Senate Bill 526 by Senator Bradley increases the length of sentences for certain adult-on-minor sexual offenses and also prohibits incentive gain-time for offenders convicted of certain sexual offenses.The legislation suspends (tolls) post-release supervision of offenders while in Department of Children and Families (DCF) custody as part of the civil commitment process and requires the court to order community supervision (split sentences) after release from prison for certain sexual offenses.
“We need to keep violent sex offenders off our streets and away from our children,” said Senator Bradley. “By increasing the length of sentences for adult-on-minor sexual battery, lewd battery, and lewd molestation offenses, we will keep these predators locked up longer. This legislation also empowers probation officers to watch more sex offenders and to watch them for a longer period of time.”
Senate Bill 528 by Senator Evers requires registrants to report vehicle information, Internet identifiers, palm prints, passports, professional licenses, immigration status, volunteer work at a higher education institution, and other information. The legislation further strengthens current law by requiring registrants to provide information on vehicles they own and on vehicles they operate that are owned by any person who resides with the registrant.
“Members of a community deserve to know if a sex offender is residing within reach of their children,” said Senator Evers. “This bill strengthens the watchful eye of the sex offender registration process by requiring offenders to report more information.”
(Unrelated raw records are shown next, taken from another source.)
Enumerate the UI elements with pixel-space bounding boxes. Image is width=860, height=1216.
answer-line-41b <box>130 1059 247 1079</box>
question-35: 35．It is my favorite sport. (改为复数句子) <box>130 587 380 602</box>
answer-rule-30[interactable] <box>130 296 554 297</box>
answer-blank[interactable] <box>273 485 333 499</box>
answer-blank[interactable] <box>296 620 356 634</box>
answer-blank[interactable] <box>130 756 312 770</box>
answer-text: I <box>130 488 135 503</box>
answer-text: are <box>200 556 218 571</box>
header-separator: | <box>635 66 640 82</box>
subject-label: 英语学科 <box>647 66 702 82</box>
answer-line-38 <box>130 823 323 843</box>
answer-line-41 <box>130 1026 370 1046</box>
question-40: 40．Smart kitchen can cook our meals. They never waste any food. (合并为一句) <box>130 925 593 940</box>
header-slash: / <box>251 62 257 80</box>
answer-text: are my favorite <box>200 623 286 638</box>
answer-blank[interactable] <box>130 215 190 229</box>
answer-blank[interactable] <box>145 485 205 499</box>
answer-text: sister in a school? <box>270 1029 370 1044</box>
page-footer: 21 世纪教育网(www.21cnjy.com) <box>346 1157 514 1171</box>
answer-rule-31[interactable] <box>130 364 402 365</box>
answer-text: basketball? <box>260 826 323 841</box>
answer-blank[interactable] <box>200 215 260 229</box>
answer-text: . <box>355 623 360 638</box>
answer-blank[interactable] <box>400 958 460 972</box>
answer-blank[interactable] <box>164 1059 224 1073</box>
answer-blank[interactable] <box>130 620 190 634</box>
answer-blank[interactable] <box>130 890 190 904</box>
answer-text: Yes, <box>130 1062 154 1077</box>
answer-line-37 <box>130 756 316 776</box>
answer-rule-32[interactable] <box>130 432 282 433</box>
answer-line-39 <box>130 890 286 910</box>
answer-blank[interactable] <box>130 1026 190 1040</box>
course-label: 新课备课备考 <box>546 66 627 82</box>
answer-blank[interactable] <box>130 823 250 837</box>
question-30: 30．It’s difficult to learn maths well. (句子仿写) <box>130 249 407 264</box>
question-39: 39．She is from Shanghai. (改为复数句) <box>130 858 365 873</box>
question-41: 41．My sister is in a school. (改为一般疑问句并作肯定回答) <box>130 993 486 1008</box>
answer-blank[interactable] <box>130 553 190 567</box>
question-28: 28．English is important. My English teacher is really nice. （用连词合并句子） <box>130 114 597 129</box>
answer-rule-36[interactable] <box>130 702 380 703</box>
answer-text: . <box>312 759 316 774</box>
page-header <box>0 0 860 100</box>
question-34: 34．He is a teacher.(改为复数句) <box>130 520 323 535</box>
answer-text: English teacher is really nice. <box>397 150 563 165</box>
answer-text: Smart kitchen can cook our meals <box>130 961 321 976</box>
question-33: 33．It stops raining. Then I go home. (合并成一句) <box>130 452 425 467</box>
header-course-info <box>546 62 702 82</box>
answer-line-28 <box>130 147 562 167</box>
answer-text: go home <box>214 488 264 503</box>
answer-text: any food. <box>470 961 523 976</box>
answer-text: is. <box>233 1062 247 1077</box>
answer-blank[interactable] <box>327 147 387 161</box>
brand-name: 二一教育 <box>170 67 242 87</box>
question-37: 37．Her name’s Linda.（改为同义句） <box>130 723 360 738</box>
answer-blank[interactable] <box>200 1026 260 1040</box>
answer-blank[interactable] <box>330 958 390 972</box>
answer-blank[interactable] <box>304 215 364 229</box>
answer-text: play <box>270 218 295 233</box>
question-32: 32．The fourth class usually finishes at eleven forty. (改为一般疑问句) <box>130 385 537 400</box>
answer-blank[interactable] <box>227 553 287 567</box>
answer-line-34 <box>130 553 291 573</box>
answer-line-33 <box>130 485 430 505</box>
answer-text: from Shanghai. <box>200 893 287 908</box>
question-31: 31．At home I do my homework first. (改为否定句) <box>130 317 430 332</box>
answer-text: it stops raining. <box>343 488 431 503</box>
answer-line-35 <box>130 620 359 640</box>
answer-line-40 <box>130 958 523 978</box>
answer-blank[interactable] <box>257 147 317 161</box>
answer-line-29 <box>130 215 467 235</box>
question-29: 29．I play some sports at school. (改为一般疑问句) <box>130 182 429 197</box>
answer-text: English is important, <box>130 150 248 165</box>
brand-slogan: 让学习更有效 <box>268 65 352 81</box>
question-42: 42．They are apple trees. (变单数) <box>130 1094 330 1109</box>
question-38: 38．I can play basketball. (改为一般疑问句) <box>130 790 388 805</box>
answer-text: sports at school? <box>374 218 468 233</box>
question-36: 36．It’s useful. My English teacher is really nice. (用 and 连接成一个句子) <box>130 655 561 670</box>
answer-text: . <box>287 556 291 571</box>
Senate Bill 522 by Senator Grimsley requires the sheriff to refer a prisoner who is serving a sentence in a county detention facility for civil commitment proceedings if the prisoner is a registered sexual offender or sexual predator and has previously committed a sexually violent offense. The legislation also adds a state attorney, law enforcement officer and victim’s advocate as advisory members to the multidisciplinary team that currently evaluates offenders who are considered for civil confinement. Additionally, the bill expands requirements for DCF release notifications to include the sheriff of the county in which the person intends to reside.
“By widening the net to capture potentially dangerous sex predators who are not currently referred to the Department of Children and Families for possible civil confinement, and improving the continuity of surveillance between state and county officials when a sexually violent predator is released from prison, we are establishing a process and giving law enforcement officials tools and information that is critical to keeping our communities safe,” said Senator Grimsley.
Senate Bill 524 by Senator Sobel would require that a person be defined as a sexually violent predator and be subject to civil confinement after a finding by two or more members of a multidisciplinary team, and requires higher education institutions to tell students about a sexual predator’s presence on campus.
“Senate Bill 524 retools the way the state identifies sexually violent predators to give a louder voice to victims and law enforcement and tightens the requirements for their re-entry into our communities,” said Senator Sobel.
Detailed bill summaries prepared by committee staff as well as the full text of the four bills listed above are available via the Senate’s website, www.FLSenate.gov.
“Even one predator slipping through the cracks, reoffending, and destroying the life of a child and his or her family is too many,” said Senate Majority Leader, Senator Lizbeth Benacquisto (R-Ft. Myers), chair of the Senate Republican Caucus. “I’m pleased we can come together as a united Senate to make Florida the most unfriendly place in America for sexually violent criminals.”
“There is clear evidence the laws we currently have on the books are not working well enough,” said Senate Minority Leader, Senator Chris Smith (D-Ft. Lauderdale), chair of the Senate Democrat Caucus. “I’m proud of this bi-partisan and comprehensive legislation that will better protect our children, and deliver some reassurances to parents that our communities and neighborhoods will be safer.”
President Gaetz continued, “I look forward to this issue being a centerpiece of our joint House and Senate agenda and to sending it to Governor Scott early in session.”
“Violent sexual predators will continue to offend as long as there is access and opportunity,” Gaetz said. “We can and we will do all within the power of the state government to prevent these horrific crimes. We can work to minimize risks, and when bad things do happen, we can make sure the offender is significantly less likely to recommit. As always, prevention will be most effective when engaged, aware and watchful family members, friends and neighbors take precautionary steps to protect the vulnerable members in our communities.”